I am trying to build a machine learning model. Features are economics data (like GDP, which is quarterly lagging data and jobless claim, which is weekly lagging data, etc), while target value is daily sotck price. Now, I want to create a dataframe with these features and target value in all trading days.
There are two questions here.
- How to deal with frequency difference?
- Since GDP is an lagging data, it seems unfair to fill in the data in all quarter. For example, on 3/25/2022 we will know GDP in this quarter is 100K. But, if you fill in GDP with 100K on 1/1/2022, it supposes that you knows the value in advance of the data declaration. It seems weird. What is the common way to fill in the data on 1/1/2022 in this example?
These are two very interesting questions.
On the first point, handling of different frequencies depend on your model. If the target var of the model itself is of a lower frequency than the X variables (which can be a mix of frequencies), the usual approach is mixed data sampling or other filtering methods used in nowcasting. In your case, the target is higher frequency. So you can treat the low frequency X variables as simply states that does not change between multiple y observations, and use the standard method.

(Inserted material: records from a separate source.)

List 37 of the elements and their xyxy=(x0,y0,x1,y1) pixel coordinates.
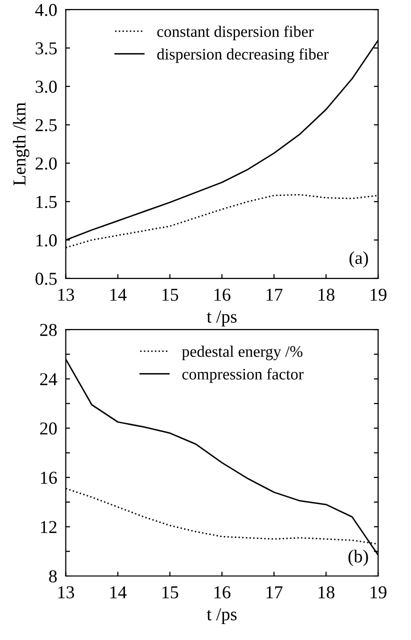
x-tick-label: 13 xyxy=(58,288,74,301)
x-tick-label: 16 xyxy=(214,586,230,598)
y-tick-label: 2.0 xyxy=(36,157,57,170)
y-tick-label: 3.0 xyxy=(36,80,57,93)
y-tick-label: 0.5 xyxy=(36,272,57,285)
x-axis-title: t /ps xyxy=(206,310,237,326)
annotation: (b) xyxy=(348,550,368,566)
y-tick-label: 16 xyxy=(40,472,57,484)
y-tick-label: 28 xyxy=(40,324,57,336)
legend-label: compression factor xyxy=(182,368,304,383)
y-tick-label: 4.0 xyxy=(35,4,57,16)
y-tick-label: 8 xyxy=(49,570,57,582)
x-tick-label: 15 xyxy=(162,288,178,301)
legend-label: constant dispersion fiber xyxy=(157,26,314,40)
x-tick-label: 16 xyxy=(214,288,230,301)
x-tick-label: 19 xyxy=(370,288,386,301)
y-tick-label: 2.5 xyxy=(36,119,57,132)
x-tick-label: 14 xyxy=(110,288,127,301)
y-tick-label: 12 xyxy=(40,521,56,533)
x-tick-label: 18 xyxy=(318,586,334,598)
x-axis-title: t /ps xyxy=(206,608,237,624)
y-axis-title: Length /km xyxy=(12,102,30,186)
x-tick-label: 14 xyxy=(110,586,127,598)
x-tick-label: 15 xyxy=(162,586,178,598)
x-tick-label: 17 xyxy=(266,586,283,598)
annotation: (a) xyxy=(350,251,368,268)
x-tick-label: 18 xyxy=(318,288,334,301)
y-tick-label: 20 xyxy=(40,422,57,435)
legend-label: pedestal energy /% xyxy=(182,346,302,360)
x-tick-label: 17 xyxy=(266,288,283,301)
legend-label: dispersion decreasing fiber xyxy=(157,48,329,63)
y-tick-label: 1.0 xyxy=(36,234,57,247)
y-tick-label: 1.5 xyxy=(36,196,57,208)
x-tick-label: 13 xyxy=(58,586,74,598)
y-tick-label: 3.5 xyxy=(36,42,57,55)
x-tick-label: 19 xyxy=(370,586,386,598)
y-tick-label: 24 xyxy=(40,373,58,386)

On the second point, your best bet is to use a properly curated dataset. Standard practice is to use lagged data. US GDP for e.g. is usually reported with a 1 month delay. So 1st Feb to 30 Apr should refer to Dec (Q4) GDP and 1st May to 31 July use Q1 GDP and so on. But note, this may still introduce the look-ahead bias. Oftentimes, these stats undergoes second, third or even more revisions and most sources will store only the last revised data point. Look for a source that not only publish the data and the reporting period (as most do) but also report the publishing date as well as store each revisions separately.